Por supuesto, al lado de la magnitud de un tumor cerebral, todo detalle parece insignificante: «Desde hace unos días sopla bastante el viento; es preciso cerrar la ventana que hasta ahora se podía dejar abierta». Y ahí está la belleza del texto de Karinthy: en su despreocupación, en su distraída serenidad, en su indiferencia ante la muerte. «¿Por qué estoy tan abatido? Porque la música de la realidad ha callado y la fría melodía que se ha apagado dejó en mis espaldas el penoso fardo de la vanidad. ¿Por qué no fui feliz? ¿Por qué me he dejado vencer por ese pequeño bulto odiado y maldito? ¿Por qué hace tanto frío? ¿No hay calefacción en esta clínica?». Las preguntas enormes y las cuestiones coyunturales operan de manera contigua, guardan una relación de vecindad: la felicidad y la ausencia de calefacción son parientes cercanos en su modo de ver las cosas. «El tumor está ahí, como un globo rosado, del tamaño de una cebolla pequeña», describe después de la operación exitosa. Y notamos, entonces, que la escritura de Karinthy tiene la forma de ese mismo tumor: algunas pequeñeces son tan importantes como la más trascendente de las reflexiones filosóficas. Eso: «cada día ocurren tres o cuatro cositas que delatan aspectos invisibles de nuestro ánimo y del desarrollo de nuestra alma».
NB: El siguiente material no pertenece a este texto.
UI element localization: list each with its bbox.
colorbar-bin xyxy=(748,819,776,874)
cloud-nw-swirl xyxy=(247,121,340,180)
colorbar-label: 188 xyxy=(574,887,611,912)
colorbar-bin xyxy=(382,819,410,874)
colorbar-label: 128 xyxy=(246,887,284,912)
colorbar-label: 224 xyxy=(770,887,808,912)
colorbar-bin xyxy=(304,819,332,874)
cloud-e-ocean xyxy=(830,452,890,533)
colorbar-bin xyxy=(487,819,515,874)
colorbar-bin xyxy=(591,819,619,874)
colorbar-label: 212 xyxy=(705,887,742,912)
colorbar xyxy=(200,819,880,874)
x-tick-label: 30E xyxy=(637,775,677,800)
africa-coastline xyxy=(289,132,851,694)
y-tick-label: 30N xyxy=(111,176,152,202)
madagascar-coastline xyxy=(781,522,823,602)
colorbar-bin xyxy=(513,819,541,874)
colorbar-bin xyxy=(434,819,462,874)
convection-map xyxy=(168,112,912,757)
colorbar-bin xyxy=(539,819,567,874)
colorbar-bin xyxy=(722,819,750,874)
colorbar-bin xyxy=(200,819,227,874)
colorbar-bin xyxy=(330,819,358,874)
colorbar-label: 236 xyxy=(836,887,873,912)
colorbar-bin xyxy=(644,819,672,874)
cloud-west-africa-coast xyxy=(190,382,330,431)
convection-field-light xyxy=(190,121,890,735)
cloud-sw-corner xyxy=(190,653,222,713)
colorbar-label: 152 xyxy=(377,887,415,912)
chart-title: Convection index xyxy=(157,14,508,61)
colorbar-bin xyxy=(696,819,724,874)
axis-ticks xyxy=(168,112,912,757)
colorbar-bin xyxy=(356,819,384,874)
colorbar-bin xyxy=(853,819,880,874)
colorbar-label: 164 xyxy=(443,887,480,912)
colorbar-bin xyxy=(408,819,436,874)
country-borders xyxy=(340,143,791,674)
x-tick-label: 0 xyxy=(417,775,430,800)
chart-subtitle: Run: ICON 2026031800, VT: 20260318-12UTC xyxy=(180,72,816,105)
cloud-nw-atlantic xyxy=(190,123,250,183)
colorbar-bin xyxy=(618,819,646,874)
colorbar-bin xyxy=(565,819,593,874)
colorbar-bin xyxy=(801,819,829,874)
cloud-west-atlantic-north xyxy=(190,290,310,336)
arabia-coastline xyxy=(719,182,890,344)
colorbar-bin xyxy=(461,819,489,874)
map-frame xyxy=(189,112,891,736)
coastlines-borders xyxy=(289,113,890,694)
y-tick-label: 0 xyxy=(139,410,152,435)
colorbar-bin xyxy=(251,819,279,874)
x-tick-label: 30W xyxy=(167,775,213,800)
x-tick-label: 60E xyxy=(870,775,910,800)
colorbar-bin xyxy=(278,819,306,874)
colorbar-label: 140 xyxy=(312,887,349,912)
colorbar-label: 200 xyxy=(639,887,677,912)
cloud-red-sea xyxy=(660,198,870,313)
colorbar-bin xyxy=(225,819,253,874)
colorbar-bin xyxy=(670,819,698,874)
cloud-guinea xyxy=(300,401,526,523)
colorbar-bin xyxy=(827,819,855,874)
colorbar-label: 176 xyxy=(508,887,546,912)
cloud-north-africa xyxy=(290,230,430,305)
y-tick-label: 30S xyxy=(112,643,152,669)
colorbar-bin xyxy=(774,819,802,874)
El cirujano que lo va a operar llama «central telefónica» al cerebro y su tarea es la del electricista. «Se trata de mi cerebro. Ni una sola palabra sobre mí: todo es sobre mi cerebro». «¿En qué momento deja uno de ser quién es? (…) ¿Qué derecho tiene mi cabeza a llamarse yo?» se pregunta Roman Polanski en El inquilino (1976). El tipo de personaje que construye Karinthy en estas crónicas parece, precisamente, el eventual inquilino de un departamento con una enorme mancha de humedad que se expande día a día en el cielo raso: un cerebro enfermo que no logra socavar el estado de ánimo del paciente, siempre jocoso, irónico, feliz a pesar del miedo y del terror, porque sabe que sólo estamos de paso: «El cuerpo, para todo hombre serio, es un fenómeno de interés, por supuesto, pero es un mero rudimento, un traje usado del alma». 

En un momento, Karinthy recuerda esta frase: «Como decía Shakespeare, el cobarde muere mil veces; el valiente, una sola». Dos años después, muere aparentemente de un aneurisma –«mientras se ataba los cordones de sus zapatos» apunta Juan Forn en el prólogo, como un detalle que le hubiera gustado a Karinthy– como corolario de unas merecidas vacaciones.